The paper addresses the high cost of evaluating many LLMs on a benchmark by combining multi-armed bandit algorithms with low-rank matrix factorization to predict scores, and introduces doubly robust estimators that yield valid confidence intervals. Empirically, their method reduces the number of required evaluations while accurately identifying the best model.
Selecting the best large language model (LLM) for a fixed benchmark is often expensive, since exhaustive evaluation requires running every model on every example. Multi-armed bandit (MAB) algorithms can reduce the number of LLM calls by sequentially selecting the next model-example pair to evaluate, thereby avoiding wasted evaluations on clearly underperforming models. Further savings can be achieved by predicting model scores from the partially observed model-example score matrix using low-rank factorization. However, such predictions are not ground truth: they can be biased and may therefore lead to incorrect identification of the best model.
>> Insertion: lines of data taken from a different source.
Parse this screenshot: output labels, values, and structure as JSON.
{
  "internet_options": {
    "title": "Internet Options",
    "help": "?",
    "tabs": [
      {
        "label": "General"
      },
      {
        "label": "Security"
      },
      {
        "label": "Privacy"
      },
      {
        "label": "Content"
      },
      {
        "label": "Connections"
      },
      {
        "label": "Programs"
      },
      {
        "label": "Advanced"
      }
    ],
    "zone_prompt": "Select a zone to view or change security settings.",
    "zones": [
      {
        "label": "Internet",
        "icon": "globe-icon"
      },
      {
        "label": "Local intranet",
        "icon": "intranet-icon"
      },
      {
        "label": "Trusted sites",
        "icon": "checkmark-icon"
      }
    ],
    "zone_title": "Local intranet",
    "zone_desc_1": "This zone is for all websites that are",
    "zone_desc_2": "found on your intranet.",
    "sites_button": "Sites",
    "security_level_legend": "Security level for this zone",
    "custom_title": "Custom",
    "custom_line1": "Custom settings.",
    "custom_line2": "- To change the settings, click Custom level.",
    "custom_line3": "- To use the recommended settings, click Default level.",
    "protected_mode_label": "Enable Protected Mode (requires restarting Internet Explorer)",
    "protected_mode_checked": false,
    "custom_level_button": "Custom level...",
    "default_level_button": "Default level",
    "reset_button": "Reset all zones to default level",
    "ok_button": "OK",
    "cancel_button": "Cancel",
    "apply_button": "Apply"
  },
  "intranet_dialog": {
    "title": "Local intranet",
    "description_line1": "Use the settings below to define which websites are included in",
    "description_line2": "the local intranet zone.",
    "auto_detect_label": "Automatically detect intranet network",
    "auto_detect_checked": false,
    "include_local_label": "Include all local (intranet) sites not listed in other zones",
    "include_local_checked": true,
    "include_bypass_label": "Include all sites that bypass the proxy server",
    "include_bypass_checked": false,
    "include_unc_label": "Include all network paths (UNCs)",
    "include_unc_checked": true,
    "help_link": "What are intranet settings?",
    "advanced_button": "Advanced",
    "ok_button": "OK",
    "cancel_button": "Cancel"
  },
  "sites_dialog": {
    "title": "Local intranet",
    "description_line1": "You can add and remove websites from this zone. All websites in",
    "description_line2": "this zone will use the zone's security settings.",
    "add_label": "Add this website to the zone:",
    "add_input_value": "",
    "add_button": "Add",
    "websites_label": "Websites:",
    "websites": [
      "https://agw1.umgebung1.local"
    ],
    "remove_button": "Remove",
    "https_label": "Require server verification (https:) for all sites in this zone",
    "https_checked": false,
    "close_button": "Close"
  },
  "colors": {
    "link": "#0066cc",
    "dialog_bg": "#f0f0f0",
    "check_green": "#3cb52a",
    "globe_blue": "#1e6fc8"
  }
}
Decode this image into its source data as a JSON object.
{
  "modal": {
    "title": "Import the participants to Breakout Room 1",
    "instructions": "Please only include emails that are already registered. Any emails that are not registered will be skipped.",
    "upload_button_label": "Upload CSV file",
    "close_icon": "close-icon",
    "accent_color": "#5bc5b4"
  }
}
In this work, we propose a principled framework that combines MAB with cheap predicted scores without compromising statistical validity. Specifically, we derive doubly robust estimators of each model's performance that use the low-rank predictions to reduce variance. This enables the construction of valid finite-sample confidence intervals in our setting, where models are selected adaptively and examples are sampled without replacement. Empirical results on real-world benchmarks show that our approach reduces the number of required evaluations, yielding meaningful savings in compute and cost while accurately identifying the best-performing model.